Le réalisme employé par Lee pour filmer les tensions ressurgissant au coeur du noyau familial, entre égoismes et intérêts, tranche avec les habituelles séquences larmoyantes dont The Host (2005) se plaisait à parodier le ridicule lors de la séquence du deuil familial. La mise en scène et la photographie, dont on se plait à regretter les lumières naturelles du premier opus, hormis la séquence de la rencontre, ne sont certes pas toujours à la hauteur - le manque de temps étant à la décharge du cinéaste - mais la marque d’une vision personnelle l’emporte.

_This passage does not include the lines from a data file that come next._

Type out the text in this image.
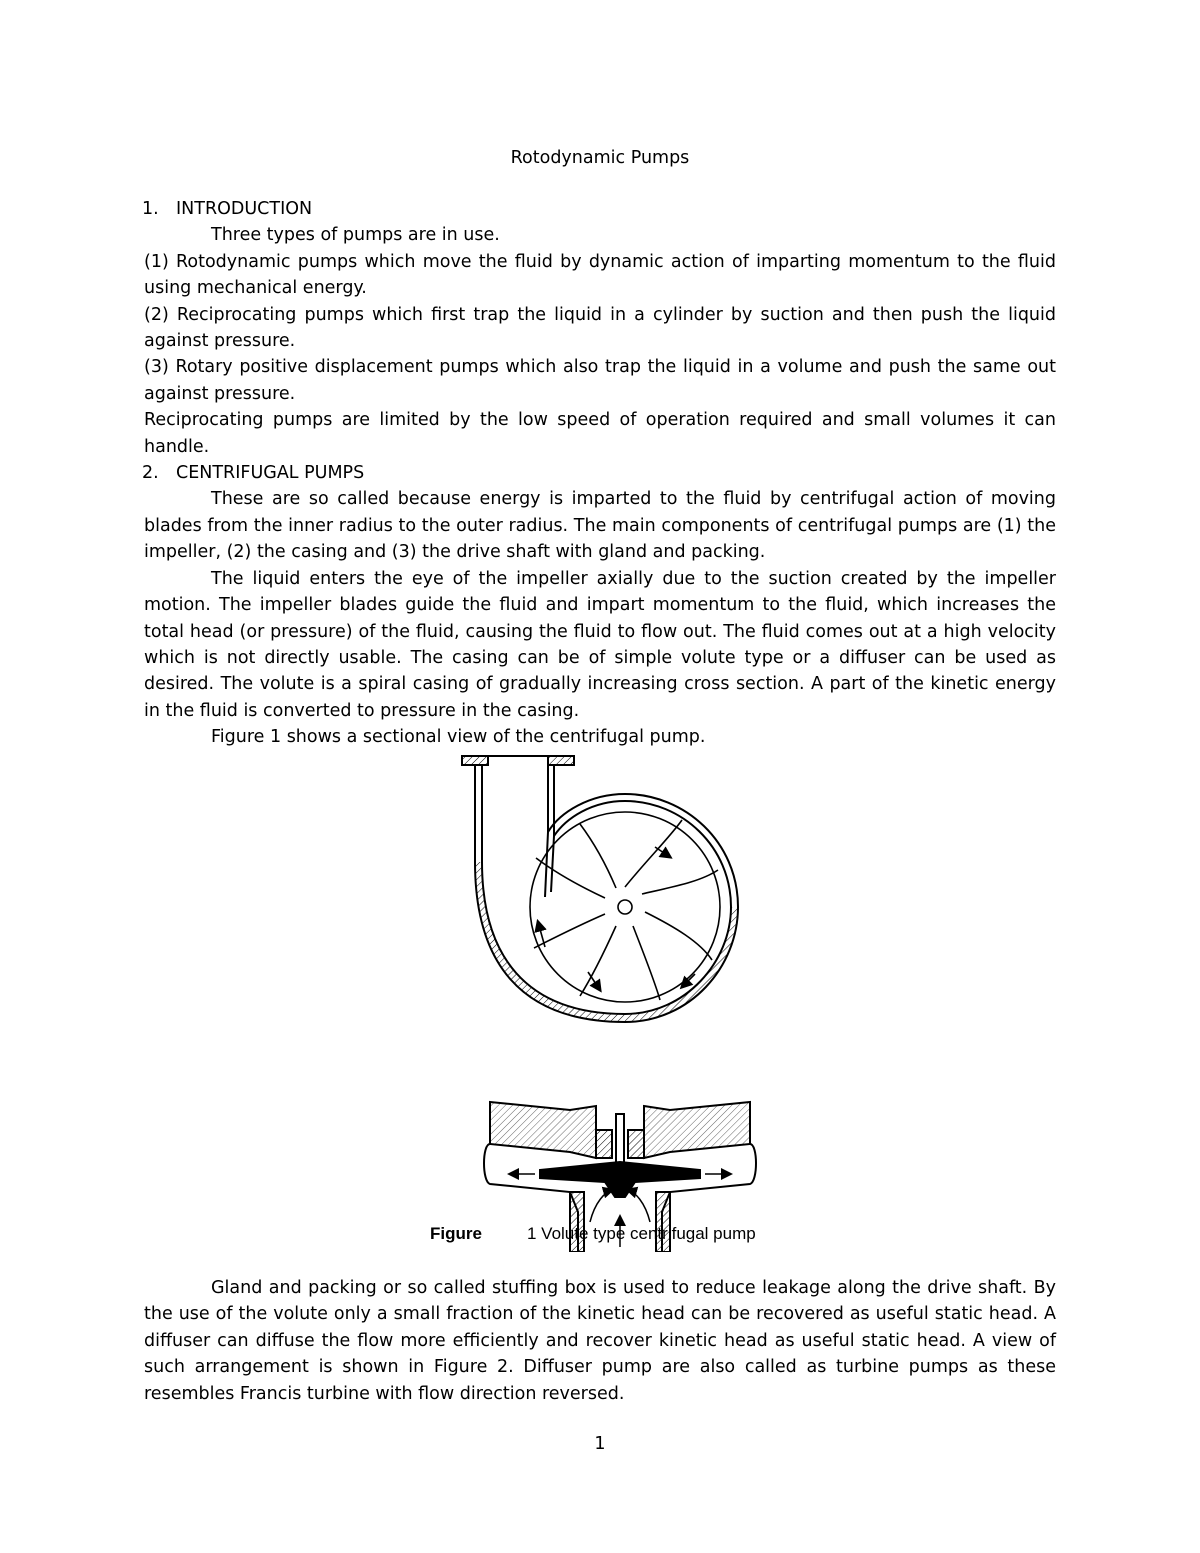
Rotodynamic Pumps

1. INTRODUCTION

Three types of pumps are in use.

(1) Rotodynamic pumps which move the fluid by dynamic action of imparting momentum to the fluid using mechanical energy.

(2) Reciprocating pumps which first trap the liquid in a cylinder by suction and then push the liquid against pressure.

(3) Rotary positive displacement pumps which also trap the liquid in a volume and push the same out against pressure.

Reciprocating pumps are limited by the low speed of operation required and small volumes it can handle.

2. CENTRIFUGAL PUMPS

These are so called because energy is imparted to the fluid by centrifugal action of moving blades from the inner radius to the outer radius. The main components of centrifugal pumps are (1) the impeller, (2) the casing and (3) the drive shaft with gland and packing.

The liquid enters the eye of the impeller axially due to the suction created by the impeller motion. The impeller blades guide the fluid and impart momentum to the fluid, which increases the total head (or pressure) of the fluid, causing the fluid to flow out. The fluid comes out at a high velocity which is not directly usable. The casing can be of simple volute type or a diffuser can be used as desired. The volute is a spiral casing of gradually increasing cross section. A part of the kinetic energy in the fluid is converted to pressure in the casing.

Figure 1 shows a sectional view of the centrifugal pump.

Figure	1 Volute type centrifugal pump

Gland and packing or so called stuffing box is used to reduce leakage along the drive shaft. By the use of the volute only a small fraction of the kinetic head can be recovered as useful static head. A diffuser can diffuse the flow more efficiently and recover kinetic head as useful static head. A view of such arrangement is shown in Figure 2. Diffuser pump are also called as turbine pumps as these resembles Francis turbine with flow direction reversed.

1
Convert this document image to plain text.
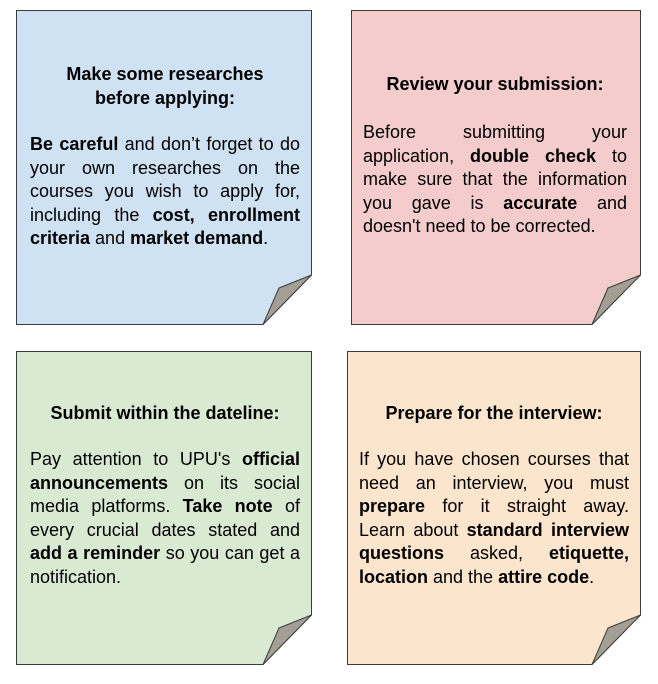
Make some researches
before applying:

Be careful and don’t forget to do your own researches on the courses you wish to apply for, including the cost, enrollment criteria and market demand.

Review your submission:

Before submitting your application, double check to make sure that the information you gave is accurate and doesn't need to be corrected.

Submit within the dateline:

Pay attention to UPU's official announcements on its social media platforms. Take note of every crucial dates stated and add a reminder so you can get a notification.

Prepare for the interview:

If you have chosen courses that need an interview, you must prepare for it straight away. Learn about standard interview questions asked, etiquette, location and the attire code.
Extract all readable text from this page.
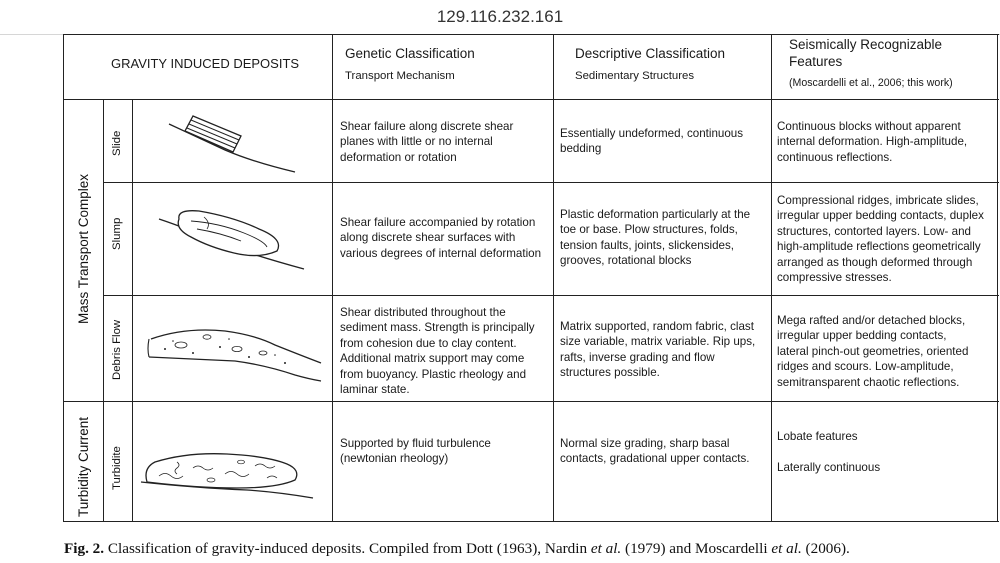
129.116.232.161
GRAVITY INDUCED DEPOSITS
Genetic Classification
Transport Mechanism
Descriptive Classification
Sedimentary Structures
Seismically Recognizable
Features
(Moscardelli et al., 2006; this work)
Mass Transport Complex
Turbidity Current
Slide
Slump
Debris Flow
Turbidite
Shear failure along discrete shear
planes with little or no internal
deformation or rotation
Essentially undeformed, continuous
bedding
Continuous blocks without apparent
internal deformation. High-amplitude,
continuous reflections.
Shear failure accompanied by rotation
along discrete shear surfaces with
various degrees of internal deformation
Plastic deformation particularly at the
toe or base. Plow structures, folds,
tension faults, joints, slickensides,
grooves, rotational blocks
Compressional ridges, imbricate slides,
irregular upper bedding contacts, duplex
structures, contorted layers. Low- and
high-amplitude reflections geometrically
arranged as though deformed through
compressive stresses.
Shear distributed throughout the
sediment mass. Strength is principally
from cohesion due to clay content.
Additional matrix support may come
from buoyancy. Plastic rheology and
laminar state.
Matrix supported, random fabric, clast
size variable, matrix variable. Rip ups,
rafts, inverse grading and flow
structures possible.
Mega rafted and/or detached blocks,
irregular upper bedding contacts,
lateral pinch-out geometries, oriented
ridges and scours. Low-amplitude,
semitransparent chaotic reflections.
Supported by fluid turbulence
(newtonian rheology)
Normal size grading, sharp basal
contacts, gradational upper contacts.
Lobate features
Laterally continuous
Fig. 2. Classification of gravity-induced deposits. Compiled from Dott (1963), Nardin et al. (1979) and Moscardelli et al. (2006).
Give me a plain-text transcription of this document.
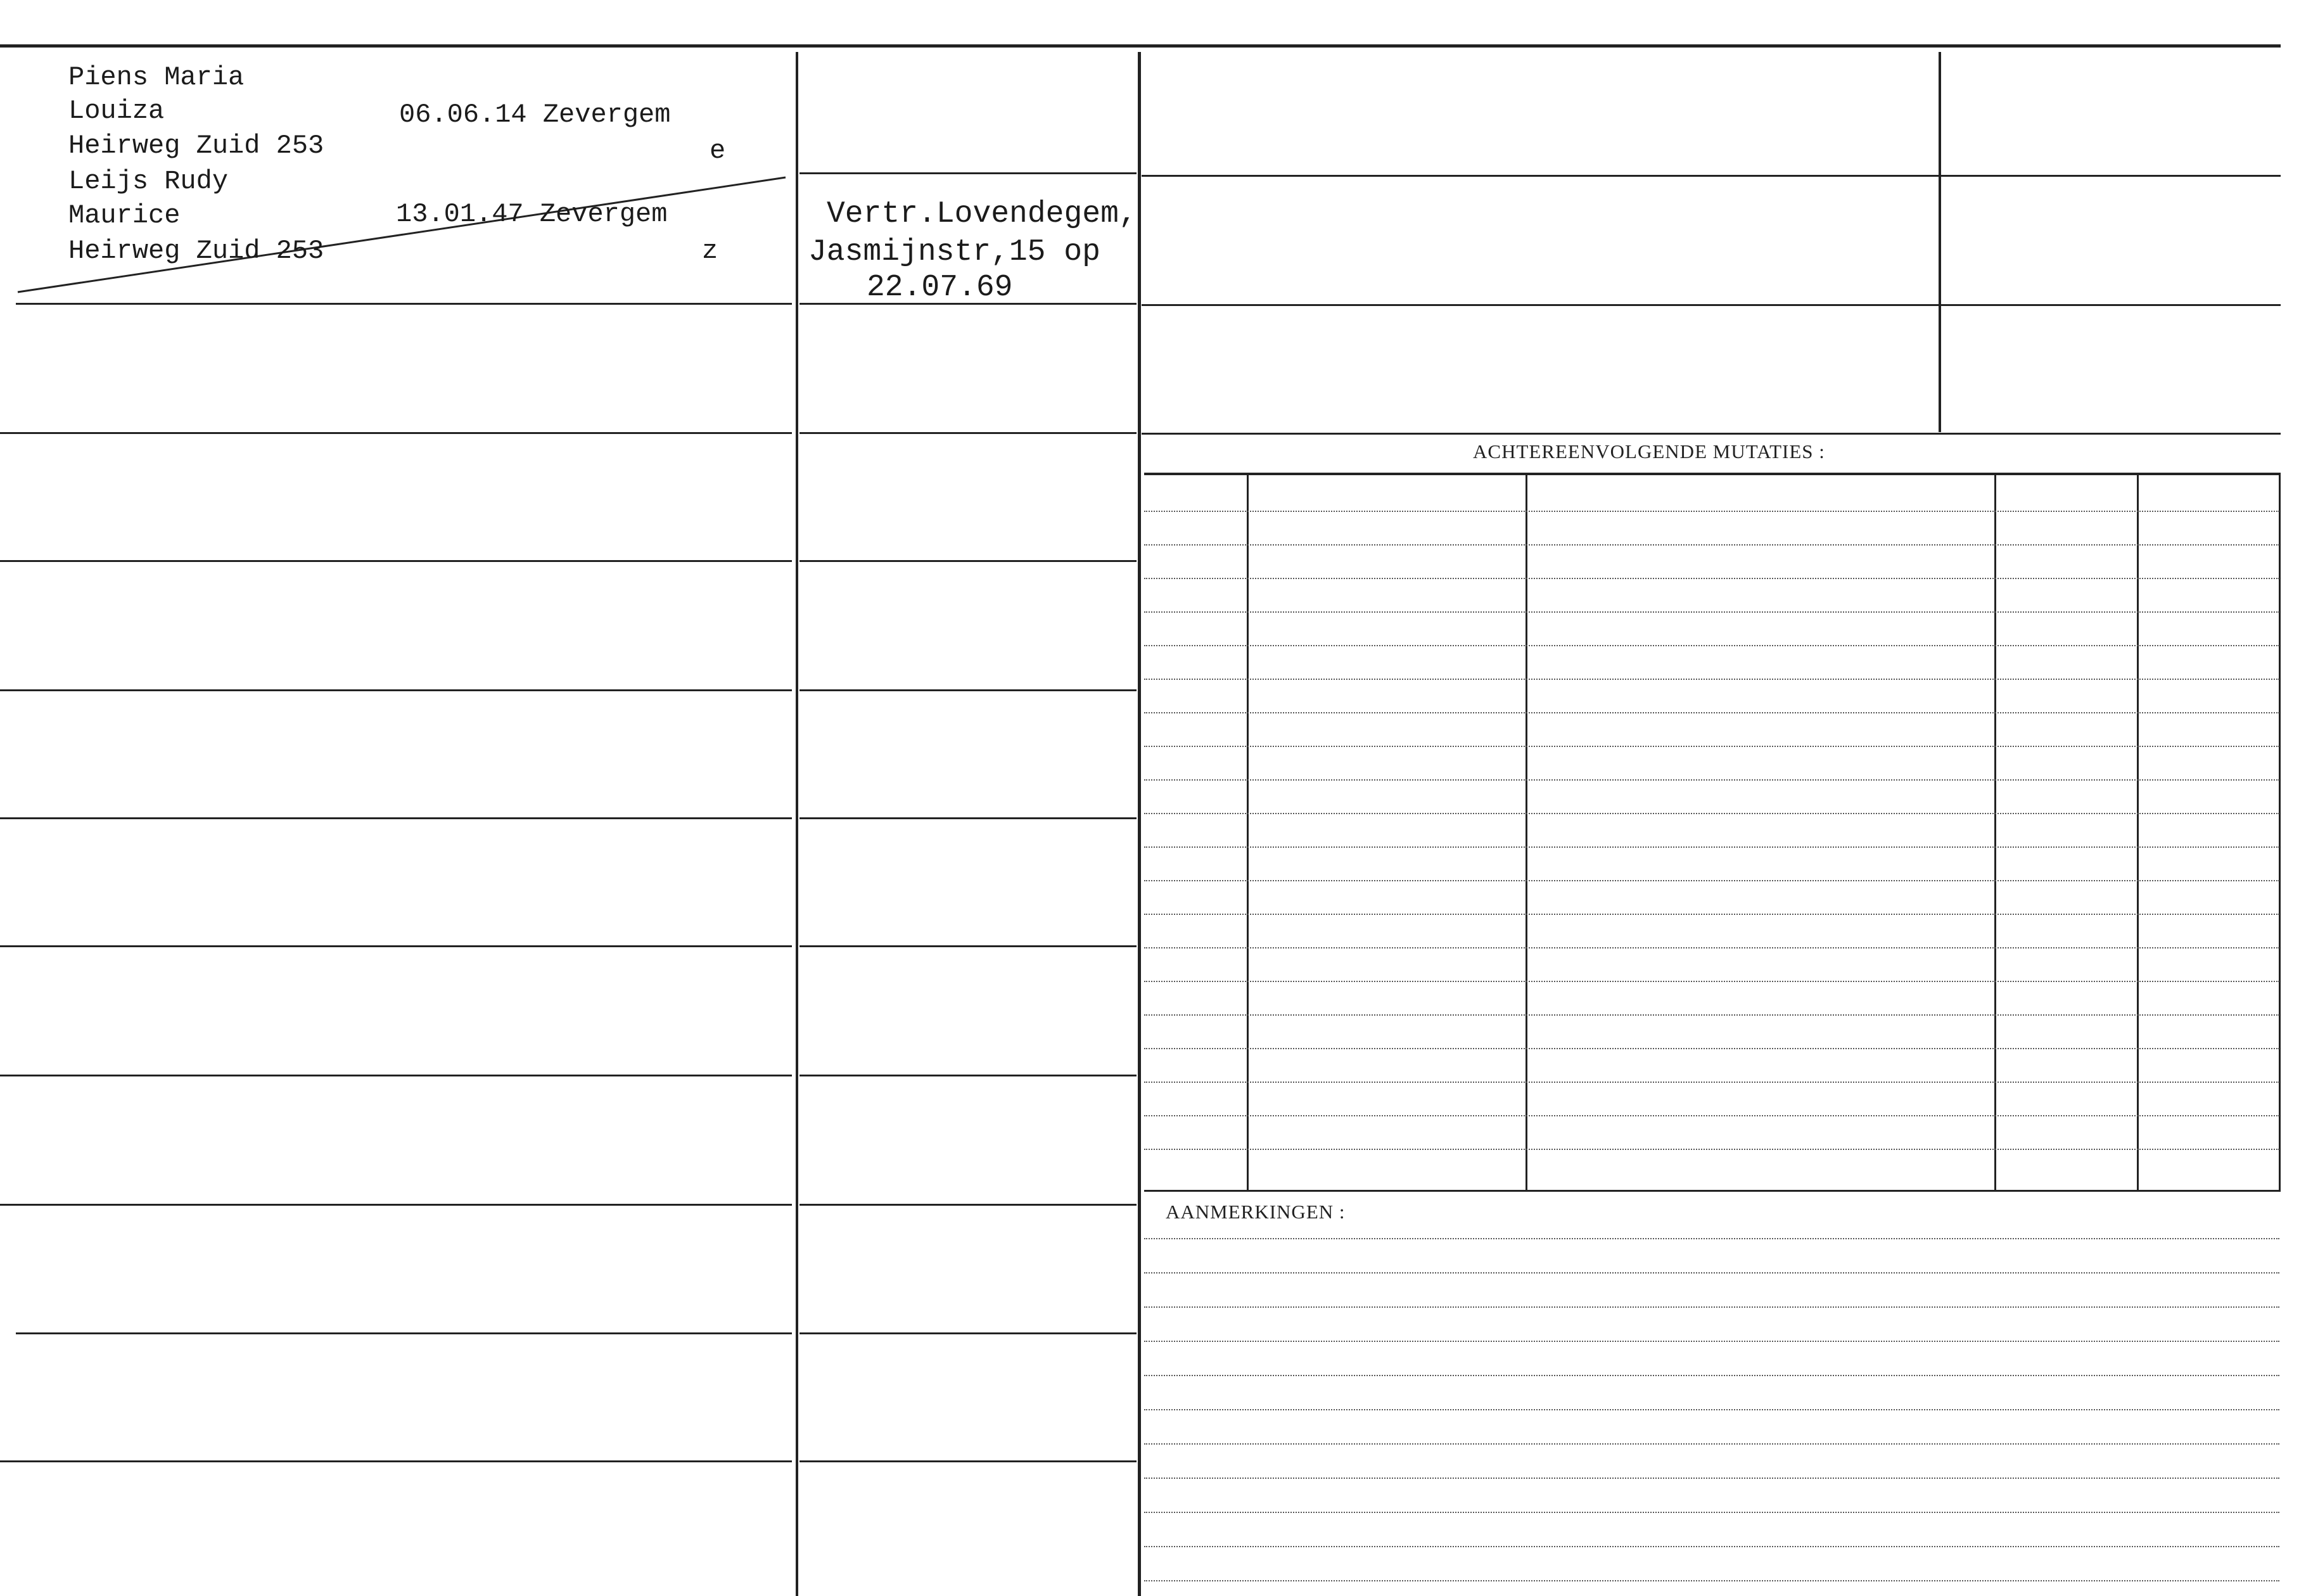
Piens Maria
Louiza
Heirweg Zuid 253
06.06.14 Zevergem
e
Leijs Rudy
Maurice
Heirweg Zuid 253
13.01.47 Zevergem
z
Vertr.Lovendegem,
Jasmijnstr,15 op
22.07.69
ACHTEREENVOLGENDE MUTATIES :
AANMERKINGEN :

La légèreté de la caméra portée de This Charming Girl a cédé la place à des champs/contrechamps et à un montage plus classique - lors des échanges entre les membres de la famille - tout en observant une certaine sobriété, toute au service de la narration.
Jamais explicite, le cinéaste trace un portrait juste et sobre d’une famille coréenne au prise avec le deuil et la disparition, tout en figurant l’absence. Œuvre sur l’invisible et la douleur intérieure, Ad Lib Night se révèle un drame intimiste à l’épure vibrante dont l’âme est une partition qui se joue bien au-delà de la nuit, et dont la persistance, à l’image d’un souvenir douloureux, laisse une trace tangible, preuve d’un talent prometteur qui ne demande qu’à s’exprimer.
Diffusé au cours du 9ème Festival du film asiatique de Deauville, le film a remporté le Prix de la Critique Internationale.
Ad Lib Night est par ailleurs disponible en DVD Coréen chez HB Entertainement avec sous-titres anglais.